Ama silahşörler tutuktu. Çünkü bu üçlü, önce kanatlardan alacakları toplar, sonra rakip alanda yapılacak 2’ye 1 paslarla hedefe gideceklerdi. Ama bu saydığım iki varyasyon da, birinci bölümde yoktu.
Sabri, hem defans düşüncesiiçinde olacak, hem rakibi rahatsız edecekti. Hasan Şaş, bir sağda, bir solda olunca işler arap saçına döndü. Bu bölümde Galatasaray lodosa tutulmuş vapur gibi sallanıp durdu.

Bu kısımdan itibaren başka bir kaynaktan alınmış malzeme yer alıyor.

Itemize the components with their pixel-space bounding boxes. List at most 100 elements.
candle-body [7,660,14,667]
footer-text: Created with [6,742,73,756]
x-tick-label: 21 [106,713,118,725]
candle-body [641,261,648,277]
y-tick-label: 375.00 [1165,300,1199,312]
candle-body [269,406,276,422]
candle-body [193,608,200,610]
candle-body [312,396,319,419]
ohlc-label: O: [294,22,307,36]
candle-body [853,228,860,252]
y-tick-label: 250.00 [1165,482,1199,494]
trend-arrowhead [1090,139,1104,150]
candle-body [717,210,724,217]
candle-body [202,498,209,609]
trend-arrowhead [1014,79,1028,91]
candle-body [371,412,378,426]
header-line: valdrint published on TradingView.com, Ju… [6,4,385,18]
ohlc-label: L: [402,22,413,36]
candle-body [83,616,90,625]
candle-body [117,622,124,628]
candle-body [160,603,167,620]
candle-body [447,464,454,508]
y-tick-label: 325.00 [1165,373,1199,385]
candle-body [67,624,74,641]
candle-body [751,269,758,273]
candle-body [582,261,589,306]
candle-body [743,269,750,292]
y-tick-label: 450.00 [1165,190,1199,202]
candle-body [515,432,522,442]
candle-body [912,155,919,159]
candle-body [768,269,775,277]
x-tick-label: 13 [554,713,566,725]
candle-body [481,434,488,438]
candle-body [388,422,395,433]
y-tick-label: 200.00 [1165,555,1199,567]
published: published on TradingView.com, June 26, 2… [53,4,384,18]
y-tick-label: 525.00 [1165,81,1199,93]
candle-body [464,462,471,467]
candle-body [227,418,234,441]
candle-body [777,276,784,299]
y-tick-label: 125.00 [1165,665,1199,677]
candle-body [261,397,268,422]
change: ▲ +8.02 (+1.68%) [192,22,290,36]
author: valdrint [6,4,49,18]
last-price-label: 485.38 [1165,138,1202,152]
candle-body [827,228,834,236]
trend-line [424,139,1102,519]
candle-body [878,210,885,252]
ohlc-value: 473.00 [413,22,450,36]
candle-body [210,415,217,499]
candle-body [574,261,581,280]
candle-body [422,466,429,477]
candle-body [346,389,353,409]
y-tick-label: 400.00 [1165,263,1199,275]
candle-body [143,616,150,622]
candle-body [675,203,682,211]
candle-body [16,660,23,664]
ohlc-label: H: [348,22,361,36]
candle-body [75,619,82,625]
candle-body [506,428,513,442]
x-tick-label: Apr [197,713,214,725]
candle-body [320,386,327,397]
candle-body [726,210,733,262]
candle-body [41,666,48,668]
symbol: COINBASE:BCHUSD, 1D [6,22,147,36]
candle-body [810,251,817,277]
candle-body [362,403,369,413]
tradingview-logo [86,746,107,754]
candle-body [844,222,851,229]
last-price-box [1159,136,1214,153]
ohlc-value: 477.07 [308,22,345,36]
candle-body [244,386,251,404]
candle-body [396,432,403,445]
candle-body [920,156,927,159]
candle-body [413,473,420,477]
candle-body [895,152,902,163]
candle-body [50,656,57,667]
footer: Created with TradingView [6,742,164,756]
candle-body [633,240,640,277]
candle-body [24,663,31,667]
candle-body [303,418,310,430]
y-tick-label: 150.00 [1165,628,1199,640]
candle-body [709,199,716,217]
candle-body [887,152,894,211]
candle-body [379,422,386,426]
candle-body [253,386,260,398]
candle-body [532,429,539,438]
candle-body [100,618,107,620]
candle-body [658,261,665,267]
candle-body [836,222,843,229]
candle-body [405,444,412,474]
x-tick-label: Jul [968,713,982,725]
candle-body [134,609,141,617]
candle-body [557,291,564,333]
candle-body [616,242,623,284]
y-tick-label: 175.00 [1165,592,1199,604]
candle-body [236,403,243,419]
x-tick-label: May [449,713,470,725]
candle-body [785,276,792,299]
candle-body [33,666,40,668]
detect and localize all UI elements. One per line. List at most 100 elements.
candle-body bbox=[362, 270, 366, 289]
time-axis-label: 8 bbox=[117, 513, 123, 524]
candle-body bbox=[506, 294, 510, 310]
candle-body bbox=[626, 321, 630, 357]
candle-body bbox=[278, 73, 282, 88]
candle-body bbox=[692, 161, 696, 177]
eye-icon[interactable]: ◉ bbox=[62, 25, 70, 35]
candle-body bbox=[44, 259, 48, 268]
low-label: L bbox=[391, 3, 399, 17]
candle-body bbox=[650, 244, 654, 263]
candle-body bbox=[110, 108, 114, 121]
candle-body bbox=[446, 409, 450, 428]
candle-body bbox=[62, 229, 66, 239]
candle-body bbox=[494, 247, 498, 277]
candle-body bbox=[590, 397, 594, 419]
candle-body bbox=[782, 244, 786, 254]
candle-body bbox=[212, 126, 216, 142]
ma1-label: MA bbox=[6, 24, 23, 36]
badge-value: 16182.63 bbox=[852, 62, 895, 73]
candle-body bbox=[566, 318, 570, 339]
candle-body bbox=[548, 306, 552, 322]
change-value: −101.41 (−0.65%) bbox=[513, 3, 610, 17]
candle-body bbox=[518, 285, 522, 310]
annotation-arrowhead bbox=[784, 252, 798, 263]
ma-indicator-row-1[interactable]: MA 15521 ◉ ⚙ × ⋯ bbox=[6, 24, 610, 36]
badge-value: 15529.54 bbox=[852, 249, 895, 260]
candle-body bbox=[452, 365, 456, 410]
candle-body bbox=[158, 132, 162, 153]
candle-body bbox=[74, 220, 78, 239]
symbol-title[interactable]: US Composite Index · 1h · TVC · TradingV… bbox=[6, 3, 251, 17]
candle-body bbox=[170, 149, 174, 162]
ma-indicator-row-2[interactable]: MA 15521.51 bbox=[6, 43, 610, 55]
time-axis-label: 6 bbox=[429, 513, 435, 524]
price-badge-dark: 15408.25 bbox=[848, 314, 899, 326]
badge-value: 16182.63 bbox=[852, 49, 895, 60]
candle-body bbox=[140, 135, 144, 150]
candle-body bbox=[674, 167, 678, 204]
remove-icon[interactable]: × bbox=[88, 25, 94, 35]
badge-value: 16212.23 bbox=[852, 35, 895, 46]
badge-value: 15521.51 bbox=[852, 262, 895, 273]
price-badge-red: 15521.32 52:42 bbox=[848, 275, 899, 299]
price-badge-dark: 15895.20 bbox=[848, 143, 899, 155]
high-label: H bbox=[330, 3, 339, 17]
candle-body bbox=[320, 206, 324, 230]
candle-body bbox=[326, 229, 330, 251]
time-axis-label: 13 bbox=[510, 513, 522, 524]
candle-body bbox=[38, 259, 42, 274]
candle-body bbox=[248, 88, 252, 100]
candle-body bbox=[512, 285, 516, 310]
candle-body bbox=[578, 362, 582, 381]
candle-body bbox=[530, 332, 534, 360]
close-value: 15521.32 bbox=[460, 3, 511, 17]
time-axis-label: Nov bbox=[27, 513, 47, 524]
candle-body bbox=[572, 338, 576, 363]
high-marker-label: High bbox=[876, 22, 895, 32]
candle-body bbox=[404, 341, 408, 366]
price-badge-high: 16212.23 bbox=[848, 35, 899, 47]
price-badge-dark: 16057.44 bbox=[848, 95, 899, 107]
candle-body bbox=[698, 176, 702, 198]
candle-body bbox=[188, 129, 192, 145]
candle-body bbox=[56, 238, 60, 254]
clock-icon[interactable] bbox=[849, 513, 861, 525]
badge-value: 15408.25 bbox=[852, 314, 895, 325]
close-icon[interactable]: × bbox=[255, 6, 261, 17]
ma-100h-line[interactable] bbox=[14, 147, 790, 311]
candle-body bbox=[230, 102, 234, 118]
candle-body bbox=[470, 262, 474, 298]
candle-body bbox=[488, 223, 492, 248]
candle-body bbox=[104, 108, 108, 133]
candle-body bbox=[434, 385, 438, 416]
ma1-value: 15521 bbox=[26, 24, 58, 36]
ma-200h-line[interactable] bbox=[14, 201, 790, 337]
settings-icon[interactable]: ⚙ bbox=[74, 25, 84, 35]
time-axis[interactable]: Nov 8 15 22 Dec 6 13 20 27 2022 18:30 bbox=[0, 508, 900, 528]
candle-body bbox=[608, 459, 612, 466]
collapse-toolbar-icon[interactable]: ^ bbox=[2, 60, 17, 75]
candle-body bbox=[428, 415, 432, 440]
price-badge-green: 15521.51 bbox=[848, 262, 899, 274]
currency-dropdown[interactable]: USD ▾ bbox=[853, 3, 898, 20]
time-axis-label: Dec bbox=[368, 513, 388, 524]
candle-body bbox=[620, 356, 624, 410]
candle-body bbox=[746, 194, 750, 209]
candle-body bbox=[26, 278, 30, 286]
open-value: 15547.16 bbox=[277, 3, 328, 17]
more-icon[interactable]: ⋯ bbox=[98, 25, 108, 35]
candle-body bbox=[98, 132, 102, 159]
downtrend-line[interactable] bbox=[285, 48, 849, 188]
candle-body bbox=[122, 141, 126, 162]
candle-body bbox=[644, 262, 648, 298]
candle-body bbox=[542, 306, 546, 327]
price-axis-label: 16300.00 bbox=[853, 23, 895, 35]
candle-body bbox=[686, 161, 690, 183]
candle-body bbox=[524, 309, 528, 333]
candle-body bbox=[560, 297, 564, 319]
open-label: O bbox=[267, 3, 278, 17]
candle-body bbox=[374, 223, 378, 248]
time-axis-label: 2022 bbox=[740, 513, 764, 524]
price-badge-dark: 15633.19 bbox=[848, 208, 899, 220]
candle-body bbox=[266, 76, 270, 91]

Ama ikinci bölümde lodos gitmiş, yerini poyraza bırakmıştı. Kanatlar rüzgar gibi esmeye başladı, Samsunspor dalgalanmaya başladı. O zamana kadar bir dalga kıran durumunda olan Samsunspor, Hakan soldan, Sabri sağdan esmeye başlayınca yıkıldı.
Yarıştan kopmayız
Galatasaray’ın kazanma duygusu bu ikinci bölümde başlamıştı. Volkan’ın hırsı, top kullanması, Saidou’nun top çalması Samsunspor’un bir anda ilk bölümdeki hırsını kırdı. Kırılınca da dağıldı.
Kendi sahanda oynuyorsan, rakibin devirmenin tek oyun kalıbı kanatları delmekten başlar. İşte bunu da Galatasaray gecikmeli de olsa yaptı. Hasan’ın hırsı arttı, Tomas ve Song’un kademeleri verimli oldu.
Futbolda bazı varyasyonlar ve oyun felsefesini tutturamazsan, teknik heyet olarak bazı değişiklikler yapmak zorundasın. Bir teknik adamın da bunu oyunu okuyarak yapması gerekir. Gerets de bunu yaptı. Ama burda en önemli olay Galatasaraylı futbolcuların biz bu işten kopmayız. Bize kimse engel olamaz. İşi sonuna kadar götürme düşüncesiydi. Kazanacağı her bir maç, gelecek için bir ümittir. Bu ümidi Galatasaray, lig sonuna dek sürdürecek.